O que fazer na menor cidade do ABC?
Sem praia ou serra, o lazer se concentra em parques bem cuidados e equipamentos culturais, todos a poucos minutos de distância. A herança italiana, que chegou com famílias de Treviso em 1877, ainda dita o ritmo da mesa. Veja onde ir:
- Espaço Verde Chico Mendes: maior parque da cidade, com 140 mil m² no antigo Buracão da Cerâmica, com lago, quadras e palco para eventos.
- Parque Cidade das Crianças: 15 mil m² de brinquedos, lago e jardim aromático, um dos melhores parques infantis públicos do estado.
- Bosque do Povo: 27 mil m² com canchas de bocha, playground e pista de cooper na Vila São José.
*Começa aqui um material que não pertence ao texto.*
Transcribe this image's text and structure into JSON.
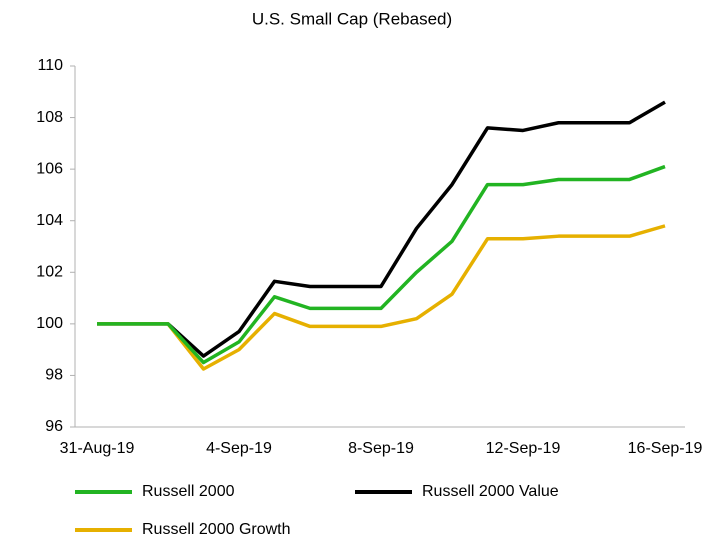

- Cantinas italianas: o bairro Fundação concentra restaurantes tradicionais, com o nhoque servido no dia 29 de cada mês.
Vá conhecer a Cidade Pérola do ABC
São Caetano do Sul prova que tamanho não define qualidade de vida. A combinação de educação pública em tempo integral, saneamento universal e gestão de longo prazo criou um modelo que nenhuma capital brasileira conseguiu repetir.
Você precisa conhecer São Caetano do Sul e caminhar pela Avenida Goiás para entender como uma cidade sem litoral, sem serra e sem grandes atrações naturais virou referência nacional.